Annoncé en tête d’affiche, Tryo sera sur scène en fin de soirée. Mais avant ça, le groupe La Vache qui rock ouvrira le bal, suivi du talentueux Anton Oak. Les Skalators feront aussi swinguer la foule – enfants comme adultes – avant de laisser place à l’énergique Camille Esteban, l’un des talents de The Voice. En parallèle, sous le chapiteau et en extérieur, quiz musical, batucada, contes, cirques, théâtre, chorale gospel, cinéma pour l’oreille, danse, courts-métrages et d’autres animations pour toute la famille sont prévues.

Le tout dans un souci constant d’accessibilité : les concerts seront donc traduits en langue des signes. Les flyers et programmes en braille. L’espace sera aménagé pour assurer la bonne circulation de tous, que l’on soit en fauteuil, en poussette, en béquille, sourds ou autres.
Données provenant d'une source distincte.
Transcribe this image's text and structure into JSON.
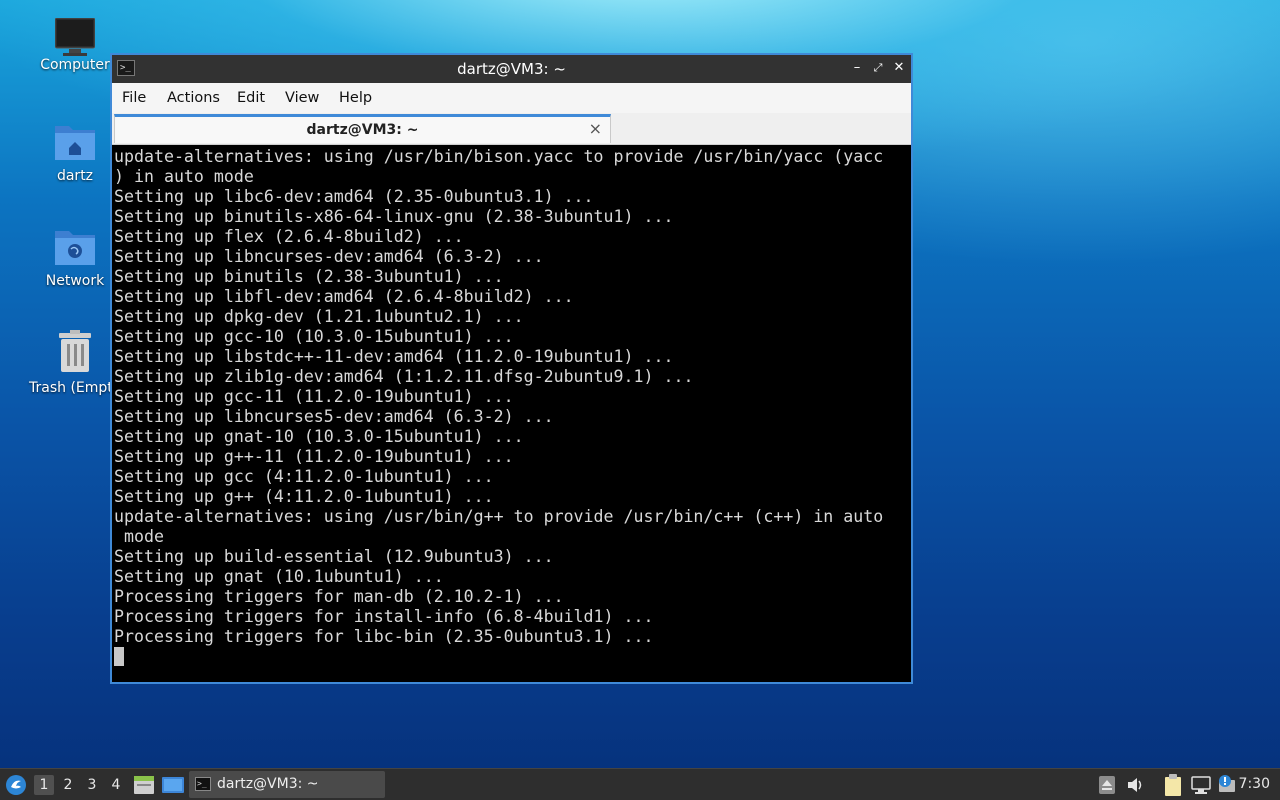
{
  "desktop": {
    "icons": [
      {
        "label": "Computer"
      },
      {
        "label": "dartz"
      },
      {
        "label": "Network"
      },
      {
        "label": "Trash (Empt"
      }
    ]
  },
  "window": {
    "title": "dartz@VM3: ~",
    "menu": [
      "File",
      "Actions",
      "Edit",
      "View",
      "Help"
    ],
    "tab_label": "dartz@VM3: ~",
    "tab_close": "×",
    "terminal_lines": [
      "update-alternatives: using /usr/bin/bison.yacc to provide /usr/bin/yacc (yacc",
      ") in auto mode",
      "Setting up libc6-dev:amd64 (2.35-0ubuntu3.1) ...",
      "Setting up binutils-x86-64-linux-gnu (2.38-3ubuntu1) ...",
      "Setting up flex (2.6.4-8build2) ...",
      "Setting up libncurses-dev:amd64 (6.3-2) ...",
      "Setting up binutils (2.38-3ubuntu1) ...",
      "Setting up libfl-dev:amd64 (2.6.4-8build2) ...",
      "Setting up dpkg-dev (1.21.1ubuntu2.1) ...",
      "Setting up gcc-10 (10.3.0-15ubuntu1) ...",
      "Setting up libstdc++-11-dev:amd64 (11.2.0-19ubuntu1) ...",
      "Setting up zlib1g-dev:amd64 (1:1.2.11.dfsg-2ubuntu9.1) ...",
      "Setting up gcc-11 (11.2.0-19ubuntu1) ...",
      "Setting up libncurses5-dev:amd64 (6.3-2) ...",
      "Setting up gnat-10 (10.3.0-15ubuntu1) ...",
      "Setting up g++-11 (11.2.0-19ubuntu1) ...",
      "Setting up gcc (4:11.2.0-1ubuntu1) ...",
      "Setting up g++ (4:11.2.0-1ubuntu1) ...",
      "update-alternatives: using /usr/bin/g++ to provide /usr/bin/c++ (c++) in auto",
      " mode",
      "Setting up build-essential (12.9ubuntu3) ...",
      "Setting up gnat (10.1ubuntu1) ...",
      "Processing triggers for man-db (2.10.2-1) ...",
      "Processing triggers for install-info (6.8-4build1) ...",
      "Processing triggers for libc-bin (2.35-0ubuntu3.1) ..."
    ]
  },
  "taskbar": {
    "workspaces": [
      "1",
      "2",
      "3",
      "4"
    ],
    "active_workspace": "1",
    "task_label": "dartz@VM3: ~",
    "clock": "7:30"
  },
  "colors": {
    "accent": "#3f8ad8",
    "terminal_bg": "#000000",
    "terminal_fg": "#d8d8d8",
    "taskbar_bg": "#2e2e2e"
  }
}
Vous l’aurez compris, le Festival Autrement dit met au cœur de son organisation l’accessibilité dite universelle. C’est-à-dire, l’accès à tout pour tous.
« Nous voulons contribuer au changement de regard sur la personne en situation de handicap, assène Sonia Pareux, organisatrice de l’événement. Le but est de mettre en lumière son potentiel et non plus son incapacité. »

Pour rendre cette première édition possible, Sonia a su fédérer de très nombreux partenaires : l’APAJH37, pour qui elle travaille, et la CAF37 qui finance le projet, les établissements spécialisés, mais aussi les restaurateurs de la rue Colbert, la Loère, ses voisins, des familles de personnes handi-capées, des commerces locaux. 250 bénévoles en tout. L’ambiance promet d’être survoltée !

> Au cirque Georget. 9,50 € en prévente. 10 € sur place. Gratuit pour les moins de 12 ans.